Candidature surprise de dernière minute, il venait d'être désigné comme dauphin du président Joseph Kabila, qui donc ne se représentera pas. Dans la bousculade, le candidat a pu esquisser un début de programme.

"Le Peuple a besoin de la paix, c'est ce que veut le Fond commun pour le Congo. Et le peuple a besoin de la reconstruction, du social, c'est ce que nous allons faire", Emmanuel Ramazani Shadary Candidat à l'élection présidentielle en RDC (PPRD).
 

Fidèle du président sortant

Dans le pays, son nom a surpris car Emmanuel Ramazany Shadary n'était pas une personnalité de premier plan. C'est néanmoins un fidèle du président sortant, ce qui pourrait le desservir dans une ville comme Kinshasa et dans l'ouest du pays.

"Le candidat de la majorité n'a pas autant de chance de pouvoir passer parce que du côté de l'opposition on retrouve des gens qui ont réellement pactisé avec le peuple", Roland Iso, habitant de Kinshasa.

Les opposants politiques voient déjà comme une victoire que Joseph Kabila ne se représente pas. Mais ils insistent maintenant sur la nécessité d'une rupture avec le système.   

"Il s'agit là de la continuation du régime de Kabila", Peter Kazadi, directeur de cabinet adjoint  de l'UDPS. 

Continuation du système

Le mouvement "Ensemble pour le changement" dénonce aussi le système mais pour lui un autre problème se pose car son candidat, Moïse Katumbi, n'a pas pu rentrer au Congo pour s'inscrire dans la compétition.

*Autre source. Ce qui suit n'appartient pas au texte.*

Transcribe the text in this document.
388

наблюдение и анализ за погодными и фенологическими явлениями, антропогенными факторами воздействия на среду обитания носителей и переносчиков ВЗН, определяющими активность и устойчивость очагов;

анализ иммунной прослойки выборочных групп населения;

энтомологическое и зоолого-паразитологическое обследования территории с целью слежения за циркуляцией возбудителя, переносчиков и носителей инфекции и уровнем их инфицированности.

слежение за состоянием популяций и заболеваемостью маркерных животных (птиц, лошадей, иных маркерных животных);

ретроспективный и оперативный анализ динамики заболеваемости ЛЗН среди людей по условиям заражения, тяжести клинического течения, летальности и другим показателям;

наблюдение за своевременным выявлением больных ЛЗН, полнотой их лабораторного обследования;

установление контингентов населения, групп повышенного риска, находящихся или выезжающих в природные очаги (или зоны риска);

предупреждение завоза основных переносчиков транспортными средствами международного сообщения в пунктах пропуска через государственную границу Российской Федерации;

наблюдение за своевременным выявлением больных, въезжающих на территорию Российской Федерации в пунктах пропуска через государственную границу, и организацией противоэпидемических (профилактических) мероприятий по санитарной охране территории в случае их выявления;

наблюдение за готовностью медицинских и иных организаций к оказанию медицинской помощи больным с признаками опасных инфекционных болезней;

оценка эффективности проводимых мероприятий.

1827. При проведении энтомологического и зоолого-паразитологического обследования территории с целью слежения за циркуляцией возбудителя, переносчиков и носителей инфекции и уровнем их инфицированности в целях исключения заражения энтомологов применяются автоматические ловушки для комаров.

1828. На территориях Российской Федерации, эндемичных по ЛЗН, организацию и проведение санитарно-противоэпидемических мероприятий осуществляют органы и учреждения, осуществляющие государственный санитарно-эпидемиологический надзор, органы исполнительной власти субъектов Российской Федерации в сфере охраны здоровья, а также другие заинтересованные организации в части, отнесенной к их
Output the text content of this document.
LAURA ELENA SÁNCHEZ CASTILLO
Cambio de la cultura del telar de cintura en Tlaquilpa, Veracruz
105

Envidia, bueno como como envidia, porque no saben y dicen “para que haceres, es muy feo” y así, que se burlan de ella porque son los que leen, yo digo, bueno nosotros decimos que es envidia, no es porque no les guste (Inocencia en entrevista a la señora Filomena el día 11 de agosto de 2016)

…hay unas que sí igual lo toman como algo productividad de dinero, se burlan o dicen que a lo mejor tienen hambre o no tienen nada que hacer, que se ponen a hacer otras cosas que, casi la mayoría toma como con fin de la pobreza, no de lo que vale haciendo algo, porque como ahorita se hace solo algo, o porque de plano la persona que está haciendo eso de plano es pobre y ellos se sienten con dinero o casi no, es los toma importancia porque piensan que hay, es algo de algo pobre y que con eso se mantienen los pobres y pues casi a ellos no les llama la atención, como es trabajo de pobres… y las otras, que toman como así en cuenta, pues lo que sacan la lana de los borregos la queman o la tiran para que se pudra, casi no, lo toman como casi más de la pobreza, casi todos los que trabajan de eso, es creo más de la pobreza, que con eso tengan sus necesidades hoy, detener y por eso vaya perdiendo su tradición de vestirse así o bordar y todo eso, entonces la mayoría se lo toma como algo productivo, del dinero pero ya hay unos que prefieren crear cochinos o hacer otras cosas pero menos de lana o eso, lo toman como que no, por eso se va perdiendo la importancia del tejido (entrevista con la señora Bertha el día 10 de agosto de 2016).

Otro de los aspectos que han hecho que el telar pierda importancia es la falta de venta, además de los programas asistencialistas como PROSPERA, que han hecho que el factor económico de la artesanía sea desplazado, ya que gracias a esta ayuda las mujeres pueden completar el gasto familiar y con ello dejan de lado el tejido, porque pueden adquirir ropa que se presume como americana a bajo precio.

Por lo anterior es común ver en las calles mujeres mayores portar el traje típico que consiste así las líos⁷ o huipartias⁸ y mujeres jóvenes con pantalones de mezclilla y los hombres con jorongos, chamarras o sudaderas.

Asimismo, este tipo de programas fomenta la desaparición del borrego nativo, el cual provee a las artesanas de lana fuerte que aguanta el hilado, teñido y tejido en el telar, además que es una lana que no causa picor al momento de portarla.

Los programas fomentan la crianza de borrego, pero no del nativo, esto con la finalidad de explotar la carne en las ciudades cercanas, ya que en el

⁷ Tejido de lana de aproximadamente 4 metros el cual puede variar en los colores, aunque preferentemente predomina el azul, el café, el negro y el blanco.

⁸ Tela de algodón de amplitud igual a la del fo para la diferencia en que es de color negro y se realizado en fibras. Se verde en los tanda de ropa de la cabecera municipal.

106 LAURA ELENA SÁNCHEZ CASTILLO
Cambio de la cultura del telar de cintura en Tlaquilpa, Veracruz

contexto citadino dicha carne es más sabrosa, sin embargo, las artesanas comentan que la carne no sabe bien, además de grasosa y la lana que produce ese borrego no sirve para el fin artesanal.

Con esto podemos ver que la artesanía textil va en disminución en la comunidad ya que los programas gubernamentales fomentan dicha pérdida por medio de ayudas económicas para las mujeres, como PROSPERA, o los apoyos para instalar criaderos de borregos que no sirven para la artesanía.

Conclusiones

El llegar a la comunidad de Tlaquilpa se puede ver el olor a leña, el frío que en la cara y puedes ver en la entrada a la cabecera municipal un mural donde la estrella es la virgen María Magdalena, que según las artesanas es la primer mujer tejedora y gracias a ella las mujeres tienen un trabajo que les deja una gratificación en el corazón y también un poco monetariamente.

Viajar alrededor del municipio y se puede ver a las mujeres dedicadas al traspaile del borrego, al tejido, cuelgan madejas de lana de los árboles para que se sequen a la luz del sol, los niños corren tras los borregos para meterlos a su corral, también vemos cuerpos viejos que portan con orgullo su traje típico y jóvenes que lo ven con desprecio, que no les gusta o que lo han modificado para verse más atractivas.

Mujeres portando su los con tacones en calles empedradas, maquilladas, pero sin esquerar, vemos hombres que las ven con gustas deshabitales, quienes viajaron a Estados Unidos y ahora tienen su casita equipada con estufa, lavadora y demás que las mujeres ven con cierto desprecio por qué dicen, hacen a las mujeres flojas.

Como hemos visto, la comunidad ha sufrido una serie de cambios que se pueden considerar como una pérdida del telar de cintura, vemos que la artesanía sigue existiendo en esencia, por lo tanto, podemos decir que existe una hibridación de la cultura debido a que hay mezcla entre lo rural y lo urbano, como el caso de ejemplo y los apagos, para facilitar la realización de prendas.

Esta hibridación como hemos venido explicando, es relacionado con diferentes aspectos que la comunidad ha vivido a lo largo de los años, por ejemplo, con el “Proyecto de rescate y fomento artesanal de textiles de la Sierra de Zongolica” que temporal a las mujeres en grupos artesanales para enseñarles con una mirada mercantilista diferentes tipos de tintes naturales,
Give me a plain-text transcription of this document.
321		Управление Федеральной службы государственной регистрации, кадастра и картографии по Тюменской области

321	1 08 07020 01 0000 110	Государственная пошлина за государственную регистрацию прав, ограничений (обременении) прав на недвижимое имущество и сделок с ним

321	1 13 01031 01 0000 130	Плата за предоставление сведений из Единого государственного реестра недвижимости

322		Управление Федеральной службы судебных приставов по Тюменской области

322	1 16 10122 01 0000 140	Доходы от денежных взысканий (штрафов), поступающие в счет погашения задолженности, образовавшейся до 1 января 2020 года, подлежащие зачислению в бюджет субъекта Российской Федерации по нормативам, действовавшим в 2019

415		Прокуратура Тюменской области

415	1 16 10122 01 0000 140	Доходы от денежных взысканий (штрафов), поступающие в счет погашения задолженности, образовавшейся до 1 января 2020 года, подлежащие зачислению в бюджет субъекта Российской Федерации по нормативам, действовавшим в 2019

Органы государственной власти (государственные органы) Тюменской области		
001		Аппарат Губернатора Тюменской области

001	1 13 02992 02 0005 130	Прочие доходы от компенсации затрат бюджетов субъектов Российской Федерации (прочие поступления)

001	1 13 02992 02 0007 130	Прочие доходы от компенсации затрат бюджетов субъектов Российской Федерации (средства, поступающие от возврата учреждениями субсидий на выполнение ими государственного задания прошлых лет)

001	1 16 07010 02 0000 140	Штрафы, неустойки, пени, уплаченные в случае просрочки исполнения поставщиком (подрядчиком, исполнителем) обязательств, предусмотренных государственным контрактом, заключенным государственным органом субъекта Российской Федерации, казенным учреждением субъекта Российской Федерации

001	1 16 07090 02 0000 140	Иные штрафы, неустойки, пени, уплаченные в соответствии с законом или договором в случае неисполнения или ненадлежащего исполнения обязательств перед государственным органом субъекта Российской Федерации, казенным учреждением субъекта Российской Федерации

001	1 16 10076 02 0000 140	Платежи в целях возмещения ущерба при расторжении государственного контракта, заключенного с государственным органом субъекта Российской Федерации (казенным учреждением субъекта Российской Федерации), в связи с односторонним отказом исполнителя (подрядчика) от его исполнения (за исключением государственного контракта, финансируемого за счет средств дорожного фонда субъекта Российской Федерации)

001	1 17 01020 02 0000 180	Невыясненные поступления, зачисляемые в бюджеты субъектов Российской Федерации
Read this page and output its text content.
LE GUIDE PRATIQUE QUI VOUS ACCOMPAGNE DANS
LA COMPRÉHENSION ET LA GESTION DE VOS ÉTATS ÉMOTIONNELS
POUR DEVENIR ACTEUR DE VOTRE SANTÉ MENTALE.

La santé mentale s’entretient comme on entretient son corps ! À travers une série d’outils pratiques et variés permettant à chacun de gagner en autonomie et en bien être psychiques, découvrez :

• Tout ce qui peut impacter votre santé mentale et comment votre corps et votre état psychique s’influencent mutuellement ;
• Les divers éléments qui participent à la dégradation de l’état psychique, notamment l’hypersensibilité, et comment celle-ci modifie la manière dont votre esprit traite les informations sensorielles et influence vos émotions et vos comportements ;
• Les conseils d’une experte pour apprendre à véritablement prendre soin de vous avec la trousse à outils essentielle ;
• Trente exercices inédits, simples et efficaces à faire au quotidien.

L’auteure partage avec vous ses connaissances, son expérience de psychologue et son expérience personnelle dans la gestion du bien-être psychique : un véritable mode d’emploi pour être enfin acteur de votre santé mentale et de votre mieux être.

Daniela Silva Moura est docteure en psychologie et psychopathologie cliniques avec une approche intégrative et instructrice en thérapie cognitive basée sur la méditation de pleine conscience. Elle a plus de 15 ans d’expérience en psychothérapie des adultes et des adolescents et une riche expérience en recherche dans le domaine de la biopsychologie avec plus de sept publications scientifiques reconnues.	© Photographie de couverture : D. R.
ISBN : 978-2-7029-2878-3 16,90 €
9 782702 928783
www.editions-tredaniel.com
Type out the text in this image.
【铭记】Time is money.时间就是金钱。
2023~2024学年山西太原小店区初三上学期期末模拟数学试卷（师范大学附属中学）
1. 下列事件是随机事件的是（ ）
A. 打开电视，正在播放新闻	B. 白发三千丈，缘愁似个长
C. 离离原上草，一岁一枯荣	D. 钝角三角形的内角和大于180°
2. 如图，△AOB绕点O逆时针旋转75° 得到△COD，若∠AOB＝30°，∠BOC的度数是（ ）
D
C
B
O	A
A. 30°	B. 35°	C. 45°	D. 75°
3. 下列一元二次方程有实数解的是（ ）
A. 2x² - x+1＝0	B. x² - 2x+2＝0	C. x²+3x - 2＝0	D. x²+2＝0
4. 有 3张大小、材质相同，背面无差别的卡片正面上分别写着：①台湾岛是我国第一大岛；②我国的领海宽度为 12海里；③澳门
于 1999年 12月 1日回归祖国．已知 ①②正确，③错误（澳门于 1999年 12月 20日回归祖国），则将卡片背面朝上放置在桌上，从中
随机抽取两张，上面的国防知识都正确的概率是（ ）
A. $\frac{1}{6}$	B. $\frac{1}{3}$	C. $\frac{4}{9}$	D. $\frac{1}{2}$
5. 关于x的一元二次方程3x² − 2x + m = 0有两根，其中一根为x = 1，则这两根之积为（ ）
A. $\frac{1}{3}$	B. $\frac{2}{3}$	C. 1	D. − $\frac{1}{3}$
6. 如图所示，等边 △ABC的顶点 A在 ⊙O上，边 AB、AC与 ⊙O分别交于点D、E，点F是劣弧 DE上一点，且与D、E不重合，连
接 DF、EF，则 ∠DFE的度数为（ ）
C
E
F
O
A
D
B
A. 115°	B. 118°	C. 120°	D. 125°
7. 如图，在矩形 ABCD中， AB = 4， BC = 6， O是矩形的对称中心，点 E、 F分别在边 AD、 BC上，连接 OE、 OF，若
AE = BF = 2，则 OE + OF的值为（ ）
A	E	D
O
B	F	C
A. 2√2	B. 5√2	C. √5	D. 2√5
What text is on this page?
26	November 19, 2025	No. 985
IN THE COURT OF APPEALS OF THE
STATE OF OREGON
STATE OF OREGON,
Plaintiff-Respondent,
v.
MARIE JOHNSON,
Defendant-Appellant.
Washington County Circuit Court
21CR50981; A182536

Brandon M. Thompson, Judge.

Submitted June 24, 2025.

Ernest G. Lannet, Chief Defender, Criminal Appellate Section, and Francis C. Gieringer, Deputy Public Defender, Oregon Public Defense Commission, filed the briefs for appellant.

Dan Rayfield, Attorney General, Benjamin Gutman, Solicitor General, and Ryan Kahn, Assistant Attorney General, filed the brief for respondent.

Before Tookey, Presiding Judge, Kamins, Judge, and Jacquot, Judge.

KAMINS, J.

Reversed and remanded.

"Pourquoi Katumbi a été écarté, il n'y avait pas de raison. Le problème est éminemment politique", Jean-Bertrand Ewanga, porte-parole de "Ensemble pour le changement".

Prévu pour le 23 décembre, cette élection présidentielle suscite déjà de nombreux doutes, sur son organisation et sa sincérité. Elle a déjà été reportée deux fois depuis la fin du mandat du président Kabila en décembre 2016.